Why don’t the British withdraw from the asylum system?
“The Tory immigration failure” (UnHerd, 11/28/2022):
Over the past year, according to data released last week, net migration into Britain has soared to 504,000, the highest on record. This means half a million more people are coming into Britain than are leaving – that’s a city the size of Liverpool every year.
But not only are the Tories presiding over record amounts of legal migration, they are also overseeing a rapid rise in numbers of people arriving in the country unlawfully, in small boats across the Channel.
The number of people arriving in this manner has now rocketed from 300 to nearly 40,000 in five years. The largest single group of foreign nationals on the boats come not from a war-torn country but Albania, a country that is currently in talks to join the EU.

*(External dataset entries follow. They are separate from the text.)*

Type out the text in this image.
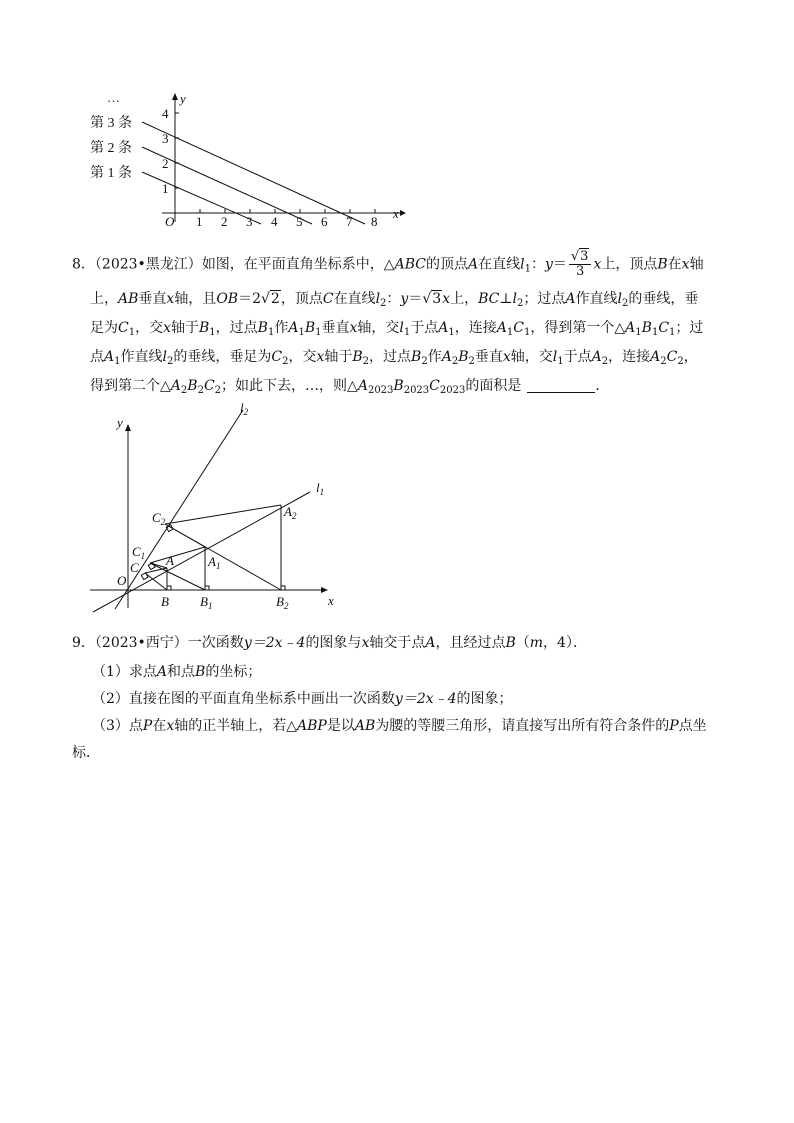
…
第 3 条
第 2 条
第 1 条
y
x
O 1 2 3 4 5 6 7 8
1
2
3
4
8．（2023•黑龙江）如图，在平面直角坐标系中，△ABC的顶点A在直线$l_1$：$y= \frac{√3}{3}$ x上，顶点B在x轴
上，AB垂直x轴，且OB＝2√2，顶点C在直线$l_2$：y＝√3x上，$BC\perp l_2$；过点A作直线$l_2$的垂线，垂
足为$C_1$，交x轴于$B_1$，过点$B_1$作$A_1B_1$垂直x轴，交$l_1$于点$A_1$，连接$A_1C_1$，得到第一个$\triangle A_1B_1C_1$；过
点$A_1$作直线$l_2$的垂线，垂足为$C_2$，交x轴于$B_2$，过点$B_2$作$A_2B_2$垂直x轴，交$l_1$于点$A_2$，连接$A_2C_2$，
得到第二个$\triangle A_2B_2C_2$；如此下去，…，则$\triangle A_{2023}B_{2023}C_{2023}$的面积是	．
y
x
O
$l_2$
$l_1$
$C_2$
$C_1$
C A	$A_1$
$A_2$
B $B_1$	$B_2$
9．（2023•西宁）一次函数y＝2x﹣4的图象与x轴交于点A，且经过点B（m，4）．
（1）求点A和点B的坐标；
（2）直接在图的平面直角坐标系中画出一次函数y＝2x﹣4的图象；
（3）点P在x轴的正半轴上，若△ABP是以AB为腰的等腰三角形，请直接写出所有符合条件的P点坐
标．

… the number of outstanding asylum claims has just reached its highest point on record, with 140,000 asylum-seekers waiting decisions and fewer than one in five being processed.

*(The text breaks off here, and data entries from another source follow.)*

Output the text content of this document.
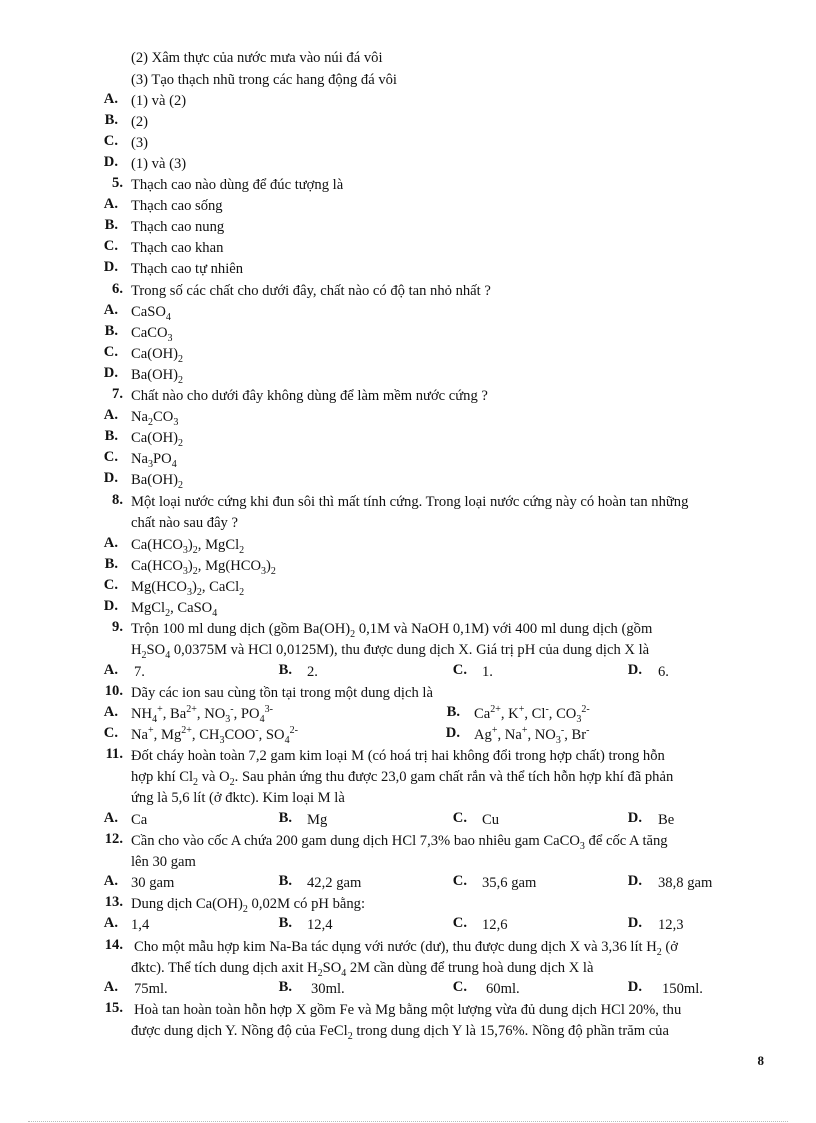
(2) Xâm thực của nước mưa vào núi đá vôi
(3) Tạo thạch nhũ trong các hang động đá vôi
A. (1) và (2)
B. (2)
C. (3)
D. (1) và (3)
5. Thạch cao nào dùng để đúc tượng là
A. Thạch cao sống
B. Thạch cao nung
C. Thạch cao khan
D. Thạch cao tự nhiên
6. Trong số các chất cho dưới đây, chất nào có độ tan nhỏ nhất ?
A. CaSO$_4$
B. CaCO$_3$
C. $Ca(OH)_2$
D. $Ba(OH)_2$
7. Chất nào cho dưới đây không dùng để làm mềm nước cứng ?
A. $Na_2CO_3$
B. $Ca(OH)_2$
C. $Na_3PO_4$
D. $Ba(OH)_2$
8. Một loại nước cứng khi đun sôi thì mất tính cứng. Trong loại nước cứng này có hoàn tan những
chất nào sau đây ?
A. $Ca(HCO_3)_2$, MgCl$_2$
B. $Ca(HCO_3)_2$, $Mg(HCO_3)_2$
C. $Mg(HCO_3)_2$, CaCl$_2$
D. MgCl$_2$, CaSO$_4$
9. Trộn 100 ml dung dịch (gồm $Ba(OH)_2$ 0,1M và NaOH 0,1M) với 400 ml dung dịch (gồm
$H_2SO_4$ 0,0375M và HCl 0,0125M), thu được dung dịch X. Giá trị pH của dung dịch X là
A. 7.	B. 2.	C. 1.	D. 6.
10. Dãy các ion sau cùng tồn tại trong một dung dịch là
A. $NH_4^+$, $Ba^{2+}$, $NO_3^-$, $PO_4^{3-}$	B. $Ca^{2+}$, K+, Cl-, $CO_3^{2-}$
C. Na+, $Mg^{2+}$, $CH_3COO^-$, $SO_4^{2-}$	D. Ag+, Na+, $NO_3^-$, Br-
11. Đốt cháy hoàn toàn 7,2 gam kim loại M (có hoá trị hai không đổi trong hợp chất) trong hỗn
hợp khí $Cl_2$ và $O_2$. Sau phản ứng thu được 23,0 gam chất rắn và thể tích hỗn hợp khí đã phản
ứng là 5,6 lít (ở đktc). Kim loại M là
A. Ca	B. Mg	C. Cu	D. Be
12. Cần cho vào cốc A chứa 200 gam dung dịch HCl 7,3% bao nhiêu gam CaCO$_3$ để cốc A tăng
lên 30 gam
A. 30 gam	B. 42,2 gam	C. 35,6 gam	D. 38,8 gam
13. Dung dịch $Ca(OH)_2$ 0,02M có pH bằng:
A. 1,4	B. 12,4	C. 12,6	D. 12,3
14. Cho một mẫu hợp kim Na-Ba tác dụng với nước (dư), thu được dung dịch X và 3,36 lít $H_2$ (ở
đktc). Thể tích dung dịch axit $H_2SO_4$ 2M cần dùng để trung hoà dung dịch X là
A. 75ml.	B. 30ml.	C. 60ml.	D. 150ml.
15. Hoà tan hoàn toàn hỗn hợp X gồm Fe và Mg bằng một lượng vừa đủ dung dịch HCl 20%, thu
được dung dịch Y. Nồng độ của FeCl$_2$ trong dung dịch Y là 15,76%. Nồng độ phần trăm của
8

Who voted for this? Who wants this? If you look at the latest surveys, only 10% of Britain thinks immigration since the Brexit referendum has been “too low” and only 19% want it increased in the years ahead.
By pushing on with mass immigration, by failing to genuinely take back control of Britain’s borders, by refusing to reform modern slavery legislation and Britain’s relationship with the European Convention on Human Rights (ECHR), the only things that would enable the country to truly regain control of its borders, the Conservative Party is about to send British politics all the way back to the early 2010s, where a divided society gives rise to an ugly populism.
A majority of Brits voted for Brexit and, therefore, implicitly for a reduction in low-skill immigration. The UK is a sovereign nation. What stops the UK from saying “We withdraw from the The 1951 Refugee Convention and, therefore, asylum is no longer available”?